La rétro des présidentielles....................
La campagne de 2017 ne cesse d'étonner par ses multiples rebondissements. Mais, depuis le début de la Ve République, le scrutin présidentiel a presque toujours été marqué par l'inattendu. “Troisième homme”, “remontée fulgurante” émaillent cette élection, surprenante par essence.

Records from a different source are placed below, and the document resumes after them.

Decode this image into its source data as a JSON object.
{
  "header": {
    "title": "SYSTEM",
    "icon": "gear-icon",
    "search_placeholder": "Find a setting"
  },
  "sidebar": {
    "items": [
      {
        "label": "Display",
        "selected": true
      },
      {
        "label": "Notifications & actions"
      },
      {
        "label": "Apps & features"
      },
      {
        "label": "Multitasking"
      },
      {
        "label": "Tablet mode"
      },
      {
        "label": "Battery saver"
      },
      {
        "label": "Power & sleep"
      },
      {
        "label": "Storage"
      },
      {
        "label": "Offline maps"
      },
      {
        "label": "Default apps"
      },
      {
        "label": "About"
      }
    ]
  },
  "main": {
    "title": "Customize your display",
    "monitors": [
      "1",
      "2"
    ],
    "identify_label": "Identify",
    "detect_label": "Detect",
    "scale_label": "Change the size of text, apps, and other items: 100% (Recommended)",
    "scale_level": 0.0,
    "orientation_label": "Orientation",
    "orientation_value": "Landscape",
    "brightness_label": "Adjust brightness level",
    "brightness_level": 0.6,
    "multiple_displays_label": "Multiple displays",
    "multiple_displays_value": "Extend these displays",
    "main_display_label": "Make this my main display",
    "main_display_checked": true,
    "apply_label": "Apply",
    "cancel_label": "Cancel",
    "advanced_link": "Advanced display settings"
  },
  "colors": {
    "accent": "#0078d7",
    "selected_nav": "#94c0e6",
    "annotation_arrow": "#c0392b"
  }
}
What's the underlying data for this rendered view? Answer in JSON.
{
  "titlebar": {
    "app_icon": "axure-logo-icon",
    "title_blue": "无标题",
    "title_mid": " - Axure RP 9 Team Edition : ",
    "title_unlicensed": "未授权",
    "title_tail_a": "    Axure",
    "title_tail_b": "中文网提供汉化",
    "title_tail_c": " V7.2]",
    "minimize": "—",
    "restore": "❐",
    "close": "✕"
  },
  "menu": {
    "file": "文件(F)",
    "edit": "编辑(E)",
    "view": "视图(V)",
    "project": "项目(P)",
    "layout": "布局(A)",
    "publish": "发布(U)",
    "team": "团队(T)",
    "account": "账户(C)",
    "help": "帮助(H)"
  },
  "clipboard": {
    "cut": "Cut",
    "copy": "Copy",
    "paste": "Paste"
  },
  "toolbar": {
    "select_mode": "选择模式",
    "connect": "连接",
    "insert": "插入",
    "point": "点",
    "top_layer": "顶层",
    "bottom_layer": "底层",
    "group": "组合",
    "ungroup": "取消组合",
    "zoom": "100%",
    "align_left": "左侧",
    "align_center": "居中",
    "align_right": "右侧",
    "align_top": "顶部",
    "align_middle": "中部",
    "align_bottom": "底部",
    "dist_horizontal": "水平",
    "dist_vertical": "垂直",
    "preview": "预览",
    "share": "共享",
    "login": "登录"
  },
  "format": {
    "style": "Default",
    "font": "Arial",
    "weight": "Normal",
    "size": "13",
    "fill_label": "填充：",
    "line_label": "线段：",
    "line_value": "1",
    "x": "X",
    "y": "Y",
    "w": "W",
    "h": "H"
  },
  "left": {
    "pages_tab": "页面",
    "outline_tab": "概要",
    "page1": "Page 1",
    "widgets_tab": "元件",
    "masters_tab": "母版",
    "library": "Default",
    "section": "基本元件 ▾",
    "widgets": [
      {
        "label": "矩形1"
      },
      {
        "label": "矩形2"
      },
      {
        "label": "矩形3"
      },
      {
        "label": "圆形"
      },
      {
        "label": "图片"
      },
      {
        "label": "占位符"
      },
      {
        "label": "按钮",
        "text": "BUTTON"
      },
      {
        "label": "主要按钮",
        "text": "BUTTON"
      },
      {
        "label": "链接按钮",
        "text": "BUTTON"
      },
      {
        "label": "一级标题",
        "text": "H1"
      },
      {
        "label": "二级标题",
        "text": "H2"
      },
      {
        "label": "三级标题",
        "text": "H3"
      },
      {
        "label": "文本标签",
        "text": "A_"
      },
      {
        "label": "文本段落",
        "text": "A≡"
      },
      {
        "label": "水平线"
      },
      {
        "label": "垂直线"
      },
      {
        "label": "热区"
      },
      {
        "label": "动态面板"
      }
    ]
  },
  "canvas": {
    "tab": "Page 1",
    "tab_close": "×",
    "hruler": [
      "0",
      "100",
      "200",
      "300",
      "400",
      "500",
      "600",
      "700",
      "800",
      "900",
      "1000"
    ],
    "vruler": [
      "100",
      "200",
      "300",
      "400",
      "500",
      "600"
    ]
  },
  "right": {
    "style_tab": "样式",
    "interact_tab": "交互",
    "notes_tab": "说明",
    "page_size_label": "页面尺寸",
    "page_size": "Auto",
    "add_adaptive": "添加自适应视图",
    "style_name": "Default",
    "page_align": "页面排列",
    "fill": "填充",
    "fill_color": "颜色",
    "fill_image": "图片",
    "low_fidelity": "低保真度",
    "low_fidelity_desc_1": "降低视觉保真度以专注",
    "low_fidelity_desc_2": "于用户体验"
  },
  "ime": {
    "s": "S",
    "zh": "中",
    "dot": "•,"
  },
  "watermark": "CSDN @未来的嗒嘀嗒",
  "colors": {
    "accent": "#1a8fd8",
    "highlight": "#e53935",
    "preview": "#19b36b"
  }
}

La campagne présidentielle de 2017 est celle de toutes les surprises. On n'avait jamais vu auparavant le président de la République en exercice et son prédécesseur éliminés avant même le début de la campagne de premier tour. On n'avait jamais vu deux primaires, à droite comme à gauche, remportées haut la main par le « troisième homme », d'un côté François Fillon, de l'autre Benoît Hamon. On n'avait jamais vu la candidate de l'extrême droite en tête des intentions de vote pour le premier tour, talonnée par un homme politique se disant « de droite et de gauche », n'appartenant à aucun parti, n'ayant jamais été élu, à la tête d'un mouvement politique apparu il y a quelques mois. Et que dire du penelopegate, le feuilleton à rebondissements qui a percuté la campagne comme jamais aucune « affaire » ou aucun « scandale » auparavant ? Ou de la poussée spectaculaire à quelques semaines du premier tour du candidat de La France insoumise, cheval de retour du Parti socialiste faisant revivre à mi-chemin de Victor Hugo et de Beppe Grillo les grandes heures de la gauche protestataire des années 70 ? C'est de l'inédit, du spectaculaire, du coup d'éclat permanent, à l'image d'une société du zapping permanent qui se confronte à la faillite d'un système politique moribond. Mais, si l'on considère avec un peu de recul l'histoire de nos élections présidentielles, on s'aperçoit que les surprises n'ont jamais manqué.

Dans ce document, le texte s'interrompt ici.